SEATTLE - Supporters of Oregon’s public lands celebrated today as the Omnibus Public Land Management Act of 2009 (H.R. 146), which includes Mt. Hood/Columbia Gorge Wilderness, Copper Salmon Wilderness, Oregon Badlands Wilderness, Spring Basin Wilderness and the Cascade-Siskiyou National Monument/Soda Mountain Wilderness heads to the White House for approval. All seven of Oregon’s congressional delegation demonstrated an unwavering commitment to preserving some of Oregon’s iconic landscapes.
“Today is a historic day,” said Bob Freimark, Senior Policy Analyst for The Wilderness Society. “Passage of these important Oregon Wilderness bills ensures that rivers flow clean and clear, providing safe drinking water to our communities. Children now and in the future will continue to enjoy the wonderful recreational opportunities on these lands and precious wildlife habitat will be preserved.”
The House voted 285-140 today to pass the Omnibus Public Land Management Act of 2009 after the Senate approved the legislation last week. Oregon’s entire congressional delegation affirmed the legislation.
“Oregonians have worked tirelessly over many years to protect these extraordinary areas,” continued Bob Freimark. “We thank the Oregon delegation for their leadership to preserve these special wild lands. By coming together with a unified voice, they showed how important public lands are for Oregon, from the high desert in the Badlands and Spring Basin to the ancient forests in Copper Salmon and Mount Hood, to the incredible biological richness of Soda Mountain.”
Passage of the omnibus includes:
- Preservation of 202,000 acres in Oregon as Wilderness under the National Wilderness Preservation System, including the Copper-Salmon Wilderness, Soda Mountain Wilderness, Oregon Badlands Wilderness, Spring Basin Wilderness areas and the Lewis and Clark Mount Hood Wilderness (including portions of the Columbia Gorge);
- Establishment of the National Landscape Conservation System (NLCS) proposal, which will preserve Bureau of Land Management landscapes that have “outstanding cultural, ecological, and scientific values for the benefit of current and future generations.” The newly designated Wilderness Areas of Soda Mountain, Badlands, and Spring Basin will be included in the NLCS.

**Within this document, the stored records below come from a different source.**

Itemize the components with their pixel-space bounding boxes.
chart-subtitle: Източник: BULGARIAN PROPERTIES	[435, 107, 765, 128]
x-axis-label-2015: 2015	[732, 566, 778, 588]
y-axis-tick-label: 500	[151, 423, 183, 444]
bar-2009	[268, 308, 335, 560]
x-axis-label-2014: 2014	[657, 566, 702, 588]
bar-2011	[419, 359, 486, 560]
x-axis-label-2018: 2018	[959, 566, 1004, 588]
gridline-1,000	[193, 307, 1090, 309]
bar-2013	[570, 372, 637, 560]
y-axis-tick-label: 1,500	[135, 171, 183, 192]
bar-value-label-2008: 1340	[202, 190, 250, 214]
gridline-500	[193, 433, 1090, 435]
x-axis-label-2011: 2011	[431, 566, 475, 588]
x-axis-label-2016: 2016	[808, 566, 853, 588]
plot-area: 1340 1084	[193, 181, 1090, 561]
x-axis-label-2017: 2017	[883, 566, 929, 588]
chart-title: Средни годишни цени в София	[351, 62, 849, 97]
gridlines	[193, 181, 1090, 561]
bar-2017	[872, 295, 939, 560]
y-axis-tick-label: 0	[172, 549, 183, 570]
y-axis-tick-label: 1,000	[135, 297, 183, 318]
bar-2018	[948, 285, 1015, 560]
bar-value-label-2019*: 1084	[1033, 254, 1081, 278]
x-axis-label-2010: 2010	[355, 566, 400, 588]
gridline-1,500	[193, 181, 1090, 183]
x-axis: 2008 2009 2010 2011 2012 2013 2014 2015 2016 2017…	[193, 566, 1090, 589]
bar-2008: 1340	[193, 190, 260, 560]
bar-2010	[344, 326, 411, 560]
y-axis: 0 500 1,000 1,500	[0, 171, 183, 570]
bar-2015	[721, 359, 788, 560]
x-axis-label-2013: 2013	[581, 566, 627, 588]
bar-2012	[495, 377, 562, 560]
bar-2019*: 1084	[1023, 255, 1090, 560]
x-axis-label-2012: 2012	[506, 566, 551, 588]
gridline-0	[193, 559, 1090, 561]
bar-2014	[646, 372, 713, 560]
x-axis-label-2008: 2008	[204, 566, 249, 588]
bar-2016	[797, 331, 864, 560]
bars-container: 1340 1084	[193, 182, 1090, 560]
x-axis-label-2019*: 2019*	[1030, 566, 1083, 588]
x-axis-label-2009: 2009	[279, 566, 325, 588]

- Additions of 88 miles of river in Oregon to the National Wild and Scenic River System. A sampling of Wild and Scenic Rivers receiving additional protection include the north and south forks of the Elk River, Eagle Creek, Fish Creek, and the south fork of the Roaring River.
The legislation preserves revered old-growth forests and pristine watersheds to ensure the ecological future of fish and wildlife throughout the region, safeguards world-class recreational opportunities and helps bolster the economies of local communities. Thousands of visitors visit the region’s forests to enjoy rafting, fishing, hiking and hunting. Additionally, visitors and residents alike can enjoy snowshoeing, wildlife viewing, skiing and many other forms of recreation. This steady flow of visitors is important to the economic stability of many small towns throughout the state.
The Omnibus Public Land Management Act of 2009 is comprised of nearly 160 broadly supported, bipartisan bills that preserves key components of America’s natural heritage and provides important economic benefits to struggling local economies.
The Act protects over two million acres of wilderness in nine states, including such American treasures as the Sierra Nevada Mountains of California, Oregon’s Mt. Hood and Rocky Mountain National Park in Colorado. This is the greatest expansion of the National Wilderness Preservation System in 15 years, and will forever preserve these important American icons for the benefit of future generations.
The legislation also helps the Pacific Northwest by:
- Authorizing the Ice Age National Geologic Trail through Oregon, Washington, Idaho and Montana.
- Designating the Pacific Northwest National Scenic Trail through Washington, Idaho and Montana.
- Authorizing a new fire and rescue station at the popular recreation destination of Snoqualmie Pass in Washington state.
Unfortunately, the package also includes a provision that is incompatible with the bill’s conservation measures. The Izembek provision could result in removal of 200 acres of wilderness in Alaska to build a harmful and unnecessary road. The Wilderness Society will continue to work to ensure that this valuable wilderness and wildlife resource remains protected.